Soldiers wore nappies at Olympic opening

15th August 2008, Comments 0 comments

Soldiers operating the huge scroll that formed the centrepiece of last week's Olympic opening ceremony had to wear nappies because they were not allowed toilet breaks.

15 August 2008

BEIJING - Soldiers operating the huge scroll that formed the centrepiece of last week's Olympic opening ceremony had to stay hidden under the structure for up to seven hours, wearing nappies because they were not allowed toilet breaks, state media reported on Friday.

Nearly 900 soldiers were hidden underneath the scroll, many of them moving giant printing blocks with Chinese characters, the Beijing News reported.

"The performers for Chinese character parts went into the models underground at 2 pm, and after getting in there they could not come out," the newspaper quoted choreographer Han Lixun as saying.

"The underground area was so hot, there were 897 people there, and they had to wait until they finished their performance," Han said.

"So altogether they had to stay there for six to seven hours, and they could not even go to the toilet, so they all wore nappies," Han said.

Asked by the newspaper why the soldiers had to be in place so early, Han said it was because of the complexity of getting all the performers into position before spectators began entering the 91,000-seat Bird's Nest Olympic stadium.

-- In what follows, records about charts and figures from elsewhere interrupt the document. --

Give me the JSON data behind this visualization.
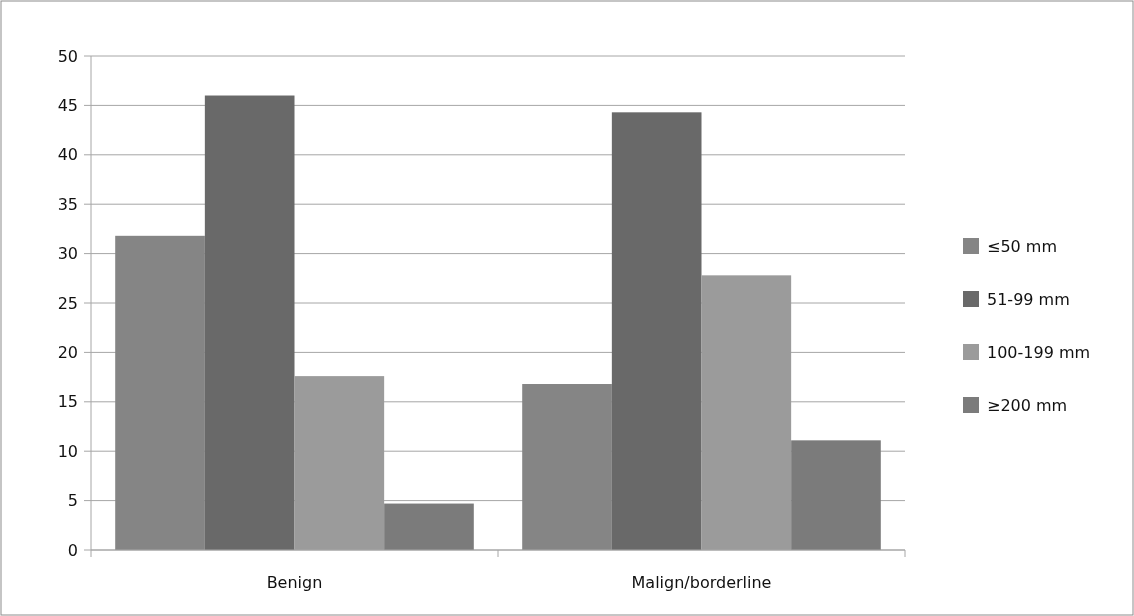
{
  "chart_data": {
    "type": "bar",
    "categories": [
      "Benign",
      "Malign/borderline"
    ],
    "series": [
      {
        "name": "≤50 mm",
        "color": "#858585",
        "values": [
          31.8,
          16.8
        ]
      },
      {
        "name": "51-99 mm",
        "color": "#696969",
        "values": [
          46.0,
          44.3
        ]
      },
      {
        "name": "100-199 mm",
        "color": "#9b9b9b",
        "values": [
          17.6,
          27.8
        ]
      },
      {
        "name": "≥200 mm",
        "color": "#7b7b7b",
        "values": [
          4.7,
          11.1
        ]
      }
    ],
    "ylim": [
      0,
      50
    ],
    "yticks": [
      0,
      5,
      10,
      15,
      20,
      25,
      30,
      35,
      40,
      45,
      50
    ],
    "grid": "y",
    "legend": "right"
  }
}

"With all the spectators coming into the stadium, the performers have to prepare in advance," he said.

"Every performer should stay in a fixed place at a fixed time," Han said.

The spectacular Chinese-style opening ceremony last three-and-a- half hours and was directed by award-winning film-maker Zhang Yimou.

After the ceremony, organisers admitted that part of the fireworks display shown on television was actually an animation recorded in advance.

They also said a girl whose song during the ceremony won wide praise did not actually appear in the stadium and her song was mimed by another girl who was considered more attractive to foreign audiences.

Almost one third of the world's population - a little over 2 billion people - watched the ceremony, according to the global market research company Nielsen on Thursday.